Poisoned Apples: Poems for You, My Pretty by Christine Heppermann, review by Melissa Fox
Feminism has been a hot-topic (at least in the circles I travel in online) lately. From the YesAllWomen hashtag on Twitter, to Beyonce's performance at the VMAs or Emma Watson's speech at the UN, there seems to be a renewed interest in the idea of gender equality.
This is the perfect time, then, for Christine Heppermann's collection of 50 poems, Poisoned Apples: Poems for You, my Pretty. Hepperman takes the issues of the day -- anorexia, photo-shopping, everyday sexism, and harassment, among others -- and superimposes them on fairy tales. All the classics are there, from Cinderella to Hansel and Gretel, in recognizable, yet new and fresh forms.
It's empowering to rethink and retell stories that have been a part of culture for so long, to give them And Heppermann recognizes this. In her author's note she writes, "My advice? Retell your own stories. Keep pushing your way through the trees and I promise you that, eventually, you will come to a clearing. And then you can dance." These poems are just that: a reclaiming of stories that we, as readers, have become indifferent to. Heppermann keeps the the whimsical (and sometimes dark) nature of the fairy tales and weaving in a modern sensibility, depth, and humor.
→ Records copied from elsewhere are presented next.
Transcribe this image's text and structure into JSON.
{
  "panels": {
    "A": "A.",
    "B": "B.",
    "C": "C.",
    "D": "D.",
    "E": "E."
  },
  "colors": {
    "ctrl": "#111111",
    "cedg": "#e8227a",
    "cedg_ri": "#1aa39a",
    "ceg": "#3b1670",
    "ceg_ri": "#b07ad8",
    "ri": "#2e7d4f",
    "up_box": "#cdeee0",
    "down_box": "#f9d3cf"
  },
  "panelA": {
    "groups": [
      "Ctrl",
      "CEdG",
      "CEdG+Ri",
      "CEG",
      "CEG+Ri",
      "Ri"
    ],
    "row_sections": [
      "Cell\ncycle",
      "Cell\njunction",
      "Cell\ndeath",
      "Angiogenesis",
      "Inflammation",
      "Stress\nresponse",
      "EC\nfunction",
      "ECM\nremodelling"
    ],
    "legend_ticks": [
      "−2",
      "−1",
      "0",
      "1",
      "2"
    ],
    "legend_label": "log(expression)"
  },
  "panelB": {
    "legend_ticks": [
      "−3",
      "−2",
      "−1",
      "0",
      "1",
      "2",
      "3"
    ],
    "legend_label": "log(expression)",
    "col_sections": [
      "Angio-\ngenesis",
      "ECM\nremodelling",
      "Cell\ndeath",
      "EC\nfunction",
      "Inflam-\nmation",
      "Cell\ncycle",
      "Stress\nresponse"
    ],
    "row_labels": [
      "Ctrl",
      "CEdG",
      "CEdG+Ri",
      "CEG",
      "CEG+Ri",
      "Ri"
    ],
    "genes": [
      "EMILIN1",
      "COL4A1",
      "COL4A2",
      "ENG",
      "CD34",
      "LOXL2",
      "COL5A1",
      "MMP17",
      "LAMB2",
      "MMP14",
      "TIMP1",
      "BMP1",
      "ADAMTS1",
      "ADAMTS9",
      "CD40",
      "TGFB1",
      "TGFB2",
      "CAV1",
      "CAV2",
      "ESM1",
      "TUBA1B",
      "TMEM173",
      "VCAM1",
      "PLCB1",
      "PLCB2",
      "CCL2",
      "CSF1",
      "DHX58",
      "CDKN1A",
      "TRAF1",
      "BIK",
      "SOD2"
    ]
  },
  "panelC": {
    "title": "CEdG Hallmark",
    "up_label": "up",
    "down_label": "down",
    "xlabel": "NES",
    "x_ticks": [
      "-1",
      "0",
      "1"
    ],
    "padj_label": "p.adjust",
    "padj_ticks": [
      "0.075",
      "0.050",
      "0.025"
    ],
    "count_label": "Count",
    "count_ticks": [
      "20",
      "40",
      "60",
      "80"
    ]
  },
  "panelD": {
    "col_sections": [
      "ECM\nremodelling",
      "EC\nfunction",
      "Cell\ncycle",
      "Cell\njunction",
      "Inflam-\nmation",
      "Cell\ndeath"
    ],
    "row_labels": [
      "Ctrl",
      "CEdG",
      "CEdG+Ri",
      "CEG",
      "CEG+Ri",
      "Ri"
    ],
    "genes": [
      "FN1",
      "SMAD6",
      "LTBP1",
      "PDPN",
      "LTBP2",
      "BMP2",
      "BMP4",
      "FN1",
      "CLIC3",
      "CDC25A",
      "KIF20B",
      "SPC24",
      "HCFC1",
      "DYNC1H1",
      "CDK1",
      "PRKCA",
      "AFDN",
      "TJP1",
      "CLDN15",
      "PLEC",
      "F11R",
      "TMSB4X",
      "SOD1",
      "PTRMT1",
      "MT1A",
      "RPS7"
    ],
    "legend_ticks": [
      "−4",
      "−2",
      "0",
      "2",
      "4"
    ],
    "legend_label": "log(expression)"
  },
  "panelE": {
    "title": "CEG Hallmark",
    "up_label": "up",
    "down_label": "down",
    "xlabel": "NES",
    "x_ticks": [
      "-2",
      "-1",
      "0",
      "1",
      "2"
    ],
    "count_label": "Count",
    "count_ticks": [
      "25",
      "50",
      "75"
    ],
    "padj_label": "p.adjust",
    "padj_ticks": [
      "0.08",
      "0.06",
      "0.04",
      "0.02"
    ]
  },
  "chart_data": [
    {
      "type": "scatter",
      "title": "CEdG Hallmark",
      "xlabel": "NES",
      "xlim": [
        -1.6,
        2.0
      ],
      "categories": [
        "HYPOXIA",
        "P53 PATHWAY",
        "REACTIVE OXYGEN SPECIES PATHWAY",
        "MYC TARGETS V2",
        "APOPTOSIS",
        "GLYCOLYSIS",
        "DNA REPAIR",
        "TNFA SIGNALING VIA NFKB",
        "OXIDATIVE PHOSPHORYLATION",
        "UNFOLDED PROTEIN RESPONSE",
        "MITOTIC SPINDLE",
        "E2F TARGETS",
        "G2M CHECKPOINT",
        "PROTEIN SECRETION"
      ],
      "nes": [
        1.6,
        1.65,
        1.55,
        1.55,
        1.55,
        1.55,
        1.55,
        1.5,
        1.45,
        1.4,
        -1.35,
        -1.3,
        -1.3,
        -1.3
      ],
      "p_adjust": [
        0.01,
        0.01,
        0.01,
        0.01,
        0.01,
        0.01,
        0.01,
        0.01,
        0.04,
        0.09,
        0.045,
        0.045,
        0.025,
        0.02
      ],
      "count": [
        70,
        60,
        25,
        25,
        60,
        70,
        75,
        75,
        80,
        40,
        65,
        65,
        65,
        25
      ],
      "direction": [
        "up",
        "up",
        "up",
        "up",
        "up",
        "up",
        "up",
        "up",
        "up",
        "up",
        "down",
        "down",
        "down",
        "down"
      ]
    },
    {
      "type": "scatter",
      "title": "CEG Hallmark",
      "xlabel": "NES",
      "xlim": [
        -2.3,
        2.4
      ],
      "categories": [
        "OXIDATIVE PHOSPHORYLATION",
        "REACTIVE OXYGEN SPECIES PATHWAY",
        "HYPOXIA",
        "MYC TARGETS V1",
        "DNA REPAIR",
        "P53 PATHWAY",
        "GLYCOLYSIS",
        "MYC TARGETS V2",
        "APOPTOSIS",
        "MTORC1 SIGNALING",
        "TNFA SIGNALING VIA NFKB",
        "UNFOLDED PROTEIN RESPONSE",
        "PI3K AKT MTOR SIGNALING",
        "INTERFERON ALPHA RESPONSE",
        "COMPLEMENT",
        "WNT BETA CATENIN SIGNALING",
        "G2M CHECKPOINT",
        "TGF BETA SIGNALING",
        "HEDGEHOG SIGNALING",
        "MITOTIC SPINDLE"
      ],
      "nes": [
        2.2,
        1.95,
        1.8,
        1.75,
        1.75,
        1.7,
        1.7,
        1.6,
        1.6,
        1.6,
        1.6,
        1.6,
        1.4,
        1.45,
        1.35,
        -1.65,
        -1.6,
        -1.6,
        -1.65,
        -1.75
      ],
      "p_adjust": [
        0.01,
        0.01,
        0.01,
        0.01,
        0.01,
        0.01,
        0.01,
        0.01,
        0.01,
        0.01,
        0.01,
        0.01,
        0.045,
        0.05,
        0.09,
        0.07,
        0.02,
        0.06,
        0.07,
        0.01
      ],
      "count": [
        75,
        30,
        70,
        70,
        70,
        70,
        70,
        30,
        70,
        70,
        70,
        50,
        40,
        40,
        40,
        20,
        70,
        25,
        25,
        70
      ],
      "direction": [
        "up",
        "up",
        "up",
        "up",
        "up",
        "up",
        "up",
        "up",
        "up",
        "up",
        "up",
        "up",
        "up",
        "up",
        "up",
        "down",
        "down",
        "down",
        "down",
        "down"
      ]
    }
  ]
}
In my favorite poem, "Retelling", Heppermann imagines what would have happened if the miller's daughter in Rumpelstiltskin had not gone along with the grand plan of her father:
"No, I won't give you my necklace.
No, I won't give you my ring.
No, I can't give you the child. The child will never exist.
End of story."
Once upon a time, there was a miller's daughter
who got a studio apartment.
Took classes during the day,
waited tables at night.
And when customers asked what's in the gravy on the
rump roast sandwich,
it's the best thing they'd ever tasted,
she winked, and said,
The poetry itself is compelling enough on its own, but each poem is paired with black and white photographs that perfectly compliment both the fanciful nature of the poems as well as the deeper, more complex issues behind them. It's all weird and strange, and oh, so wonderful.
I immediately (even before I finished) found myself wanting to share these poems with my children, who then took the book to school and passed it among their friends -- both boys and girls alike. The result was a resounding "YES. THIS."
Posioned Apples is definitely a poetry collection for today's teens (and adults). One that will be able to resonate with everyone.